When they were introduced in the 1890s, motion pictures were a marvel in an age of marvels. Cities were being lit by electricity and crowned by skyscrapers, telephones carried distant voices and pictures began to move in a jerky semblance of real life. But with new technology came old controversy. One of the first movies shown publicly in New York, The May Irwin Kiss (1896), drew fire. Only 18 seconds long, shorter than the average blip on YouTube, it featured the stars of a current Broadway hit reenacting their stage kiss.
Stephen Tropiano's book Obscene, Indecent, Immoral, and Offensive: 100+ Years of Censored, Banned, andControversial Films (published by Limelight Editions) recounts this as one of the earliest outraged responses to a film. An artist writing in a cultural journal found The May Irwin Kiss “near being indecent in its emphasized vulgarity,” differentiating the screen kiss from its theatrical prototype for being “Magnified to Gargantuan proportions and repeated three times over.” The writer called for “police interference.” Interest by the authorities in monitoring and proscribing movies would not be long in coming.
OIIM (as we’ll call the book for convenience) is fascinating and frustrating.
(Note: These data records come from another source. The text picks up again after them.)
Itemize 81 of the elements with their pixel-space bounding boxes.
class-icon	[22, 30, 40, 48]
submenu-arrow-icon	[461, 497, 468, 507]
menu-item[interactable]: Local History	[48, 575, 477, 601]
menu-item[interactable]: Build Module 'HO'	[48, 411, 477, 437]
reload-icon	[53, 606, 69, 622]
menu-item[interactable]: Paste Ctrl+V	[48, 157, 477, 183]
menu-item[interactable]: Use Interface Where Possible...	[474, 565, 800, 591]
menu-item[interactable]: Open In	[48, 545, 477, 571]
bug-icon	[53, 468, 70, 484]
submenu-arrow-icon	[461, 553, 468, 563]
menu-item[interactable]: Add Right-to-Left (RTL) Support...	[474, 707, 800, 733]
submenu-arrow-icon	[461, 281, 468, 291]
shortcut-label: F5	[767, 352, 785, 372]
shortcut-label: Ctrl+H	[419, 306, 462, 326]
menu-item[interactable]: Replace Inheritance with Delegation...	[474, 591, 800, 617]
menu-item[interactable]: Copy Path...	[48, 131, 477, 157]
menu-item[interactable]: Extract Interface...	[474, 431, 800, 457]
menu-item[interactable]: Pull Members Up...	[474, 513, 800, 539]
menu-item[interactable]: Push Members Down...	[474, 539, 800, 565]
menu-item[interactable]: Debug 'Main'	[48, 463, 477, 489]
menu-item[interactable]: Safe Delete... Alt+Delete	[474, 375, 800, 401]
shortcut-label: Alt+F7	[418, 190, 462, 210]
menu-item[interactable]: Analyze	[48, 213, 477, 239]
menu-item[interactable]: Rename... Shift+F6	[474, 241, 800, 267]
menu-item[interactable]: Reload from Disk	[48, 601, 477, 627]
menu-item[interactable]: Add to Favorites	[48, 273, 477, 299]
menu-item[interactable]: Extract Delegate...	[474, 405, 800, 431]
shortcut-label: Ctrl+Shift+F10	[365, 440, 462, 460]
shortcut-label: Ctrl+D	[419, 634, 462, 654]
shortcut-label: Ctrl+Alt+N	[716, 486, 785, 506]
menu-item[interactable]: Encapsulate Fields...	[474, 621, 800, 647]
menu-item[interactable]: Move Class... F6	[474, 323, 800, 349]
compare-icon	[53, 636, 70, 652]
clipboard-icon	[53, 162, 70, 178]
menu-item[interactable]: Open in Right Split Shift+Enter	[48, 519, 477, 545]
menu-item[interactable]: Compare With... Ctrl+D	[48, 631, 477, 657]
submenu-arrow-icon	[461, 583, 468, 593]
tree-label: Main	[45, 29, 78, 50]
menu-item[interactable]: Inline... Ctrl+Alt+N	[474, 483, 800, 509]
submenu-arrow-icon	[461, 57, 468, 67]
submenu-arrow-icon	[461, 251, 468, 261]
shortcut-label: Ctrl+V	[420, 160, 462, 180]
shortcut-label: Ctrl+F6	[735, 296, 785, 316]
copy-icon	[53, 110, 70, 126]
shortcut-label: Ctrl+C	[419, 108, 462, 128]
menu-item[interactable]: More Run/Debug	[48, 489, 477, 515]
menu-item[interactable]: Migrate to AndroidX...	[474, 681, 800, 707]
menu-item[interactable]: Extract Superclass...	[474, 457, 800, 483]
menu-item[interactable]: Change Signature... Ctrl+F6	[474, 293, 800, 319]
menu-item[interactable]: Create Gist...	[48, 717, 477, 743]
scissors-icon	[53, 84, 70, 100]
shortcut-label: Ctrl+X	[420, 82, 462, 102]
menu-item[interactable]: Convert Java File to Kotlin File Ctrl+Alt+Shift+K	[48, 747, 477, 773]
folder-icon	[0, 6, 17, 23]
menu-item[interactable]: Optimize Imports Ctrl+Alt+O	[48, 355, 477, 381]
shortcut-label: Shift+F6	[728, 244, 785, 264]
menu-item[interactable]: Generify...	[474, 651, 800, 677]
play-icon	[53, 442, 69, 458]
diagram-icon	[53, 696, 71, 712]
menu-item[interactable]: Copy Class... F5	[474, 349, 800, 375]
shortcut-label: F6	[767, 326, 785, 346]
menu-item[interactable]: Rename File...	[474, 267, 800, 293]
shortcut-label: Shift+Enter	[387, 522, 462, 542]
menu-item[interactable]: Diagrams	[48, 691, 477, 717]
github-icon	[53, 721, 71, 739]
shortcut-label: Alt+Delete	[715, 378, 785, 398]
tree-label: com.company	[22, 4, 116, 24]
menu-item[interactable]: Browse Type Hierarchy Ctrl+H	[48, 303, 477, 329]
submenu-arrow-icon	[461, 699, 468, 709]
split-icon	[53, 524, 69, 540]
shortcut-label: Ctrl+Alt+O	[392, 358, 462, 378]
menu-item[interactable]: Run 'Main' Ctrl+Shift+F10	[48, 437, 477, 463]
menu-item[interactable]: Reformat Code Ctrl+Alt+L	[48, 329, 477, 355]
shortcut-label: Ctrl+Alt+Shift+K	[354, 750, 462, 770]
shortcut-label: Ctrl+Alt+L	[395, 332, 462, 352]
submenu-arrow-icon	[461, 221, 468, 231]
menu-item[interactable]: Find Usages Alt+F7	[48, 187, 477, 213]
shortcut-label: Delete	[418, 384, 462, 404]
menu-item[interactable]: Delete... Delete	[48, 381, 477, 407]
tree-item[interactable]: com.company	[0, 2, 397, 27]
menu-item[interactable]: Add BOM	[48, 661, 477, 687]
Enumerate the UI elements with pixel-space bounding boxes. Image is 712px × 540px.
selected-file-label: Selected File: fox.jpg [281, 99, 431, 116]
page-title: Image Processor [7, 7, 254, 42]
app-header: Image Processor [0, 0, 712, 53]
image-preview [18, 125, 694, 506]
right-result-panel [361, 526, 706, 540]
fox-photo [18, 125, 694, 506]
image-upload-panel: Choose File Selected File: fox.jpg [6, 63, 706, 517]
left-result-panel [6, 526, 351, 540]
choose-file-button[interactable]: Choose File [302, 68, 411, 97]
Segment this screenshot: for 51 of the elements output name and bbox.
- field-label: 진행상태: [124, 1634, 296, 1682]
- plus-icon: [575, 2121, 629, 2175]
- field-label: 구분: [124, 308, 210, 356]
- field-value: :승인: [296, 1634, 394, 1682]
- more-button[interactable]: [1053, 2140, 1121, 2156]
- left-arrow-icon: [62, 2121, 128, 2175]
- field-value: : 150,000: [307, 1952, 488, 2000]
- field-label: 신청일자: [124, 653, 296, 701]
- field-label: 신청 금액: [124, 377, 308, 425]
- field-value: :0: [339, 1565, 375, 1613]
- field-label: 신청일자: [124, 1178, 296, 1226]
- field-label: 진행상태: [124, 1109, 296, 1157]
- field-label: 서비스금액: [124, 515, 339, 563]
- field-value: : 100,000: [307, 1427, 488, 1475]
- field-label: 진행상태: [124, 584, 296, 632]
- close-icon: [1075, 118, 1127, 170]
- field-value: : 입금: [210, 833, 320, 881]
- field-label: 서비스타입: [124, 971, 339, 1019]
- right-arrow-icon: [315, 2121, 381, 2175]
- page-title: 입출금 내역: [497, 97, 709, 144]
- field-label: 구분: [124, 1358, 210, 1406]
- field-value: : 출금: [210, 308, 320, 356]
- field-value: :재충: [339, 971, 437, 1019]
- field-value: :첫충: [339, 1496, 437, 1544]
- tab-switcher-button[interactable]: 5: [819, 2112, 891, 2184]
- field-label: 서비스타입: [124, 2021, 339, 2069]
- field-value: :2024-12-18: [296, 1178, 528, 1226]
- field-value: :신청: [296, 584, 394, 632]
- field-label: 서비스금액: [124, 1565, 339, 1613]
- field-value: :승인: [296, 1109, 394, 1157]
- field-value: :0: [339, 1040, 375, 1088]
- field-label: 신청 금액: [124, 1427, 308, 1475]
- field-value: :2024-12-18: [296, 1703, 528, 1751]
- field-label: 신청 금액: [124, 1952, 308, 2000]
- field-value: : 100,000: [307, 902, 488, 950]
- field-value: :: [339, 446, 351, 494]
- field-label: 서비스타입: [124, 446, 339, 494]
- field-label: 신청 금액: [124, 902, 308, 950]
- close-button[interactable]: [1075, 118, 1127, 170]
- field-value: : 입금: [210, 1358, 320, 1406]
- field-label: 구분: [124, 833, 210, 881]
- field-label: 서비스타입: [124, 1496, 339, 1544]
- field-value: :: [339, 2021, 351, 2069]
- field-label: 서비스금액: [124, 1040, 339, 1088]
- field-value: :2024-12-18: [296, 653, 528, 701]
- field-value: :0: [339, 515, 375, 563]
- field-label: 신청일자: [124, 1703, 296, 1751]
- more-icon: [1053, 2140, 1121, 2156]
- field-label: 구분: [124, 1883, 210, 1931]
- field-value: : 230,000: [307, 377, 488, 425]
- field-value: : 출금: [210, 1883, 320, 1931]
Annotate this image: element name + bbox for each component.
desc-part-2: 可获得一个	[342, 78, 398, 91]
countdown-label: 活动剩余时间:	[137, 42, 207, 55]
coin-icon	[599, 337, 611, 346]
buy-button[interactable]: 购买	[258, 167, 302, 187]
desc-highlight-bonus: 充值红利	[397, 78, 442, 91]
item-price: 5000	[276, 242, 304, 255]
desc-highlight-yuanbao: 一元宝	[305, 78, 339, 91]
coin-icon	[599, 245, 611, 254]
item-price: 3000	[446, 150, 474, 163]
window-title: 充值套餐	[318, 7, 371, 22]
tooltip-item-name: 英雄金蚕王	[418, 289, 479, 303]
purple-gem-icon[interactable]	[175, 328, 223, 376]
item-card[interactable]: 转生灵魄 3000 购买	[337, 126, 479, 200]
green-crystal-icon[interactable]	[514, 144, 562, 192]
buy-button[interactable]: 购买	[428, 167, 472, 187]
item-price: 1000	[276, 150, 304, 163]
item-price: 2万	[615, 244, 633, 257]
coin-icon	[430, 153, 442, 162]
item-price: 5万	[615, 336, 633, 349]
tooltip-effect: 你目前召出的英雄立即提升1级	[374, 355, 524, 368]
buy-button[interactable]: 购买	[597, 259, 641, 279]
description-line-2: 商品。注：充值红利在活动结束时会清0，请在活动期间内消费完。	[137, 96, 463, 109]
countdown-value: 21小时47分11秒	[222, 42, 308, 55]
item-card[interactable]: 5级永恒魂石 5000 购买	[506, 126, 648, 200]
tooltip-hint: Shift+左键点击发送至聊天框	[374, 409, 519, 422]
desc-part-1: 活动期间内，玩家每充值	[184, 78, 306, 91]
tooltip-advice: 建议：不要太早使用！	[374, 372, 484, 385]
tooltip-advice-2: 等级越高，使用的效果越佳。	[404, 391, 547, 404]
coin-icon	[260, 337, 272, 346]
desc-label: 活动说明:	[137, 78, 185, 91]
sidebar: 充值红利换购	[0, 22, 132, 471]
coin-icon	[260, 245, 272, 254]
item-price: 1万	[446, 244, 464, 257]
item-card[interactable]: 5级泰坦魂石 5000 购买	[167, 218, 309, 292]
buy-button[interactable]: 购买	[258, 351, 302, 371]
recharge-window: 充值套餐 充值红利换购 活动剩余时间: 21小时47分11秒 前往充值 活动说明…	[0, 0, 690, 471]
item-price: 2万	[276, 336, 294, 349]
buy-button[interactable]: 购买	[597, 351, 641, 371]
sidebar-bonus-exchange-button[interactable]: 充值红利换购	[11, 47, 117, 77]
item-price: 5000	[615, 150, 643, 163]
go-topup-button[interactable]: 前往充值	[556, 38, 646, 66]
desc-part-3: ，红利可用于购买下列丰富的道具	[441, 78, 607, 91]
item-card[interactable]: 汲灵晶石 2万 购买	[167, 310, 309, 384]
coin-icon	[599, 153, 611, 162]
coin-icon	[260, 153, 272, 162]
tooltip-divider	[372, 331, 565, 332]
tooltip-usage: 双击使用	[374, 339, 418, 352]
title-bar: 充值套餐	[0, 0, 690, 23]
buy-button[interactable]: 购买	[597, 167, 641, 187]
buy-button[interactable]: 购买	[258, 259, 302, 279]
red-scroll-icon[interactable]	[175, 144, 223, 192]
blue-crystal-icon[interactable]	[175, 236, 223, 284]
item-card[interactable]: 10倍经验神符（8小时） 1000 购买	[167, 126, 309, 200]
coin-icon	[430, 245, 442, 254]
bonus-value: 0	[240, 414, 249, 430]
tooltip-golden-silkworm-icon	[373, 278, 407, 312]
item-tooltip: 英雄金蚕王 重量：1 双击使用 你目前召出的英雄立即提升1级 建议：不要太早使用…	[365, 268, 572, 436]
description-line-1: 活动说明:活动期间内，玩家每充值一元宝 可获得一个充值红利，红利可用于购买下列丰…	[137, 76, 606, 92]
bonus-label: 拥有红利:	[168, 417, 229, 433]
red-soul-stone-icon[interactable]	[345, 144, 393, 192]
What makes it a compelling read is its chronicle of censorship by city and state boards, local officials acting as lone rangers, activist groups of various stripes and Hollywood itself, which by 1934 enforced a strict Production Code in order to stave off the specter of federal regulation. The Code was modified over the time and finally dropped in 1968, replaced by a ratings system similar to the G through NC-17 system used today.
What’s frustrating is Tropiano’s failure to articulate a perspective on censorship beyond making fun of its proponents (while giving a pass to censors going after films originating on the right side of the political spectrum). About censoring the pro-Hitler Triumph of the Will (1935) and the pro-KKK The Birth of a Nation (1915), both films of aesthetic importance despite their content, he has little to say but to note the organized efforts to ban or protest the movies. A snarky tone permeates much of the book. Tropiano calls Chicago’s censorious early 20th century mayor George B. McClellan “McScrooge” and often postures like an academic eager to appear cool in the eyes of his sophomore class. The nuances of the historical periods covered by OIIO are ignored, as is any attempt to understand the motivations and roots of censorship.